Accept support without apologising for needing it. This is the one I find women resist most, myself included for many years. There is a script that says strength means doing it alone. I did not. My family adjusted. My classmates reassured me. My lecturers nodded, small gestures that told me my competence was not in question, only my circumstances. None of that makes the achievement less mine. It makes it more honestly told.
To every woman weighing whether to go on through a chapter that arrived uninvited, pregnancy, illness, caregiving, grief, any unplanned turn mid-programme or mid-ambition, I will not tell you going on is always right. Only you know what you are carrying and what you have to carry it with. If you decide to go on, know this: you are not required to do it without help, and accepting that help is not a smaller version of the achievement. It is the achievement, told honestly.
As we stand today, I am often asked, since I began my civic work at The Dare Institute, the non-partisan policy organisation I founded in Nigeria in 2026, what institutions need to do differently to serve women in leadership.
My answer has changed since Cambridge.
It used to be structural. Fix the pipeline. Increase representation. Remove the barriers at entry.
Those things are still true and still necessary, but I now add something that sounds softer than it is:
See the whole person.
See that the woman in your programme may also be a mother. That the man beside her may be a caregiver. That the commitment they have made to be in your classroom is not in spite of everything else they are carrying, it is alongside it. An institution that recognises this, that makes room for it, that gifts a yellow t-shirt to a baby at a graduation ceremony – that institution is doing something that builds loyalty no marketing budget can buy.
It is doing something that changes what a person believes is possible.
I enrolled in the Cambridge Executive MBA because I was preparing to govern Nigeria.
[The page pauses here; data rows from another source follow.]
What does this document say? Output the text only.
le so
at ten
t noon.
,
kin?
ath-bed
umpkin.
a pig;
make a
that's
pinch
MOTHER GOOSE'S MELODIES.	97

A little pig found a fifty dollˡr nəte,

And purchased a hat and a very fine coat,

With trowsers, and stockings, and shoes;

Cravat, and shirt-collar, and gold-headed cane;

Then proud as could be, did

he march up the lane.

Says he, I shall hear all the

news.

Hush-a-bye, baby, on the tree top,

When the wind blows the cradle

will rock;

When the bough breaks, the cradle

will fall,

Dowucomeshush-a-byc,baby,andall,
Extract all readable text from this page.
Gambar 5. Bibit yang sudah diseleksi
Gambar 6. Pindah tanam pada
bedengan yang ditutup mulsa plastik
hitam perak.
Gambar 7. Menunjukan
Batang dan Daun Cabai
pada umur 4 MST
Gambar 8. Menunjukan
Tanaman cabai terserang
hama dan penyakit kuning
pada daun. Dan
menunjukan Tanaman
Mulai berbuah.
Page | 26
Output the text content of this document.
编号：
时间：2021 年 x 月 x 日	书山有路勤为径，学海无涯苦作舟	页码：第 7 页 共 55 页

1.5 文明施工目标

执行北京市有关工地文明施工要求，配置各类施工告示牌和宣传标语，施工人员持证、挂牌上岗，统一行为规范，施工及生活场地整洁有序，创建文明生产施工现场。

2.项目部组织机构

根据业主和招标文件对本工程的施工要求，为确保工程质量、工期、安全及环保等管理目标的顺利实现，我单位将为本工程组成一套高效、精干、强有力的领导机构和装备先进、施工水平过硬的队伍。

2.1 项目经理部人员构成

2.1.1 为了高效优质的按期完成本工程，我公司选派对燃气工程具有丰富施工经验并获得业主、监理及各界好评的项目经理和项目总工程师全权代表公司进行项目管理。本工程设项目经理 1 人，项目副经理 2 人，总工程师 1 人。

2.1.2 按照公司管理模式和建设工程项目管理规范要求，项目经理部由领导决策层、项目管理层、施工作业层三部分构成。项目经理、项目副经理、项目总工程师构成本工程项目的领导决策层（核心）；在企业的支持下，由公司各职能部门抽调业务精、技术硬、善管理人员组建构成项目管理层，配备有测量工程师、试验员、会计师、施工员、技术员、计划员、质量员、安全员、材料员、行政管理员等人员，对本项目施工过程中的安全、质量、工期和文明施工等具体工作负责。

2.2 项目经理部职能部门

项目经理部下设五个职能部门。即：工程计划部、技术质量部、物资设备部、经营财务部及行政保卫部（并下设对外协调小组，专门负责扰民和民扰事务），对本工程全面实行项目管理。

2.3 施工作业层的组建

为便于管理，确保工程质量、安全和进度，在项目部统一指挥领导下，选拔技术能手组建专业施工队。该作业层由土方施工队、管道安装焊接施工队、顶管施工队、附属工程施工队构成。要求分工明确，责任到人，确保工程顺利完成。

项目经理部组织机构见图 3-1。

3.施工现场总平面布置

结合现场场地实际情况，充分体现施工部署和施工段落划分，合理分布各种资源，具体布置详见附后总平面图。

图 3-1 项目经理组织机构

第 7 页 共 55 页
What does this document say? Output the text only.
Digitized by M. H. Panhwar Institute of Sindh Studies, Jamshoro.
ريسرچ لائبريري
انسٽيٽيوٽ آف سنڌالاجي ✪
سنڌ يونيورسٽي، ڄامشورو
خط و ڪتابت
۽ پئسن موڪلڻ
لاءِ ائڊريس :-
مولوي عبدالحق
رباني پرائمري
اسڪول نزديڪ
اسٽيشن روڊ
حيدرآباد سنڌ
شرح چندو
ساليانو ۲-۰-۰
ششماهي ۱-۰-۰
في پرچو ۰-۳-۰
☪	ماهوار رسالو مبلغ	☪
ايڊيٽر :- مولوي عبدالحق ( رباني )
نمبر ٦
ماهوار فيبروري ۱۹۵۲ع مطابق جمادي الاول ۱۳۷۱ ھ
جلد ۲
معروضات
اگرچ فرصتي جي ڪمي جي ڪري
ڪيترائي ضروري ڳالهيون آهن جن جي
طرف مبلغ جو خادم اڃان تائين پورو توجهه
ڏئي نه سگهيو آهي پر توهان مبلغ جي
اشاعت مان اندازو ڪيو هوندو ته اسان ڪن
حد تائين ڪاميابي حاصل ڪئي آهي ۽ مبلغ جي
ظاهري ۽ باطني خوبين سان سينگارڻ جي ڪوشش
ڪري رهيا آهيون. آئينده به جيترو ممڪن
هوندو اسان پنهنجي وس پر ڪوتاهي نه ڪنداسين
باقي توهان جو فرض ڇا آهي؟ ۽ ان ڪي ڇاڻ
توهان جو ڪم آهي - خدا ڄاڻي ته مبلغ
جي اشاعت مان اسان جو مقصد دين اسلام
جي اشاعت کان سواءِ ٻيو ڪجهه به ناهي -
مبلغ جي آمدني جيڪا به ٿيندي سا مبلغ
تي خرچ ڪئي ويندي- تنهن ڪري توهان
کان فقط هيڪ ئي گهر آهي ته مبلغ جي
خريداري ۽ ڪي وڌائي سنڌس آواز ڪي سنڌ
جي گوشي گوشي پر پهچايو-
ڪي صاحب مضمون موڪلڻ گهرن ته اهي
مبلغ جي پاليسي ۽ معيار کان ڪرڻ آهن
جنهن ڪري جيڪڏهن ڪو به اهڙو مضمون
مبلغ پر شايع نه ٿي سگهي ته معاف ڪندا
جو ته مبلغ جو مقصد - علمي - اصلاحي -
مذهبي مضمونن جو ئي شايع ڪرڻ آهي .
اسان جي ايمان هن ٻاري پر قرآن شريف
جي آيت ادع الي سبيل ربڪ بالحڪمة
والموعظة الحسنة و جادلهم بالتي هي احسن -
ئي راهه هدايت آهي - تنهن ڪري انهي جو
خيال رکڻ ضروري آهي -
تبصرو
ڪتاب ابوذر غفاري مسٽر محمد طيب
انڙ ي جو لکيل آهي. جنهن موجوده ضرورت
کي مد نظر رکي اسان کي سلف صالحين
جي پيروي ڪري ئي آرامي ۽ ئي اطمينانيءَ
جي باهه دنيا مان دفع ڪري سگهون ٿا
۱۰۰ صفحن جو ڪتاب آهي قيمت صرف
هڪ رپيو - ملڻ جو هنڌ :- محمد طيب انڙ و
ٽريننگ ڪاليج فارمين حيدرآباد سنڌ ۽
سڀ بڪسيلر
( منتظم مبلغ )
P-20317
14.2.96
I graduated with the technical knowledge I came for, macroeconomics, strategy, finance, leadership under complexity, but I also graduated with something I did not know I needed.
The memory of an institution that did not ask me to choose between the work and the life, The institution that welcomed both into the room. The institution that saw my son not as a complication but as a continuation.
If you are building an institution, a school, a company, a government, a civic body, the question worth sitting with is this:
Who do you see when the person walks through the door – and do they know that you see them?
The answer to that question is the institution’s real curriculum.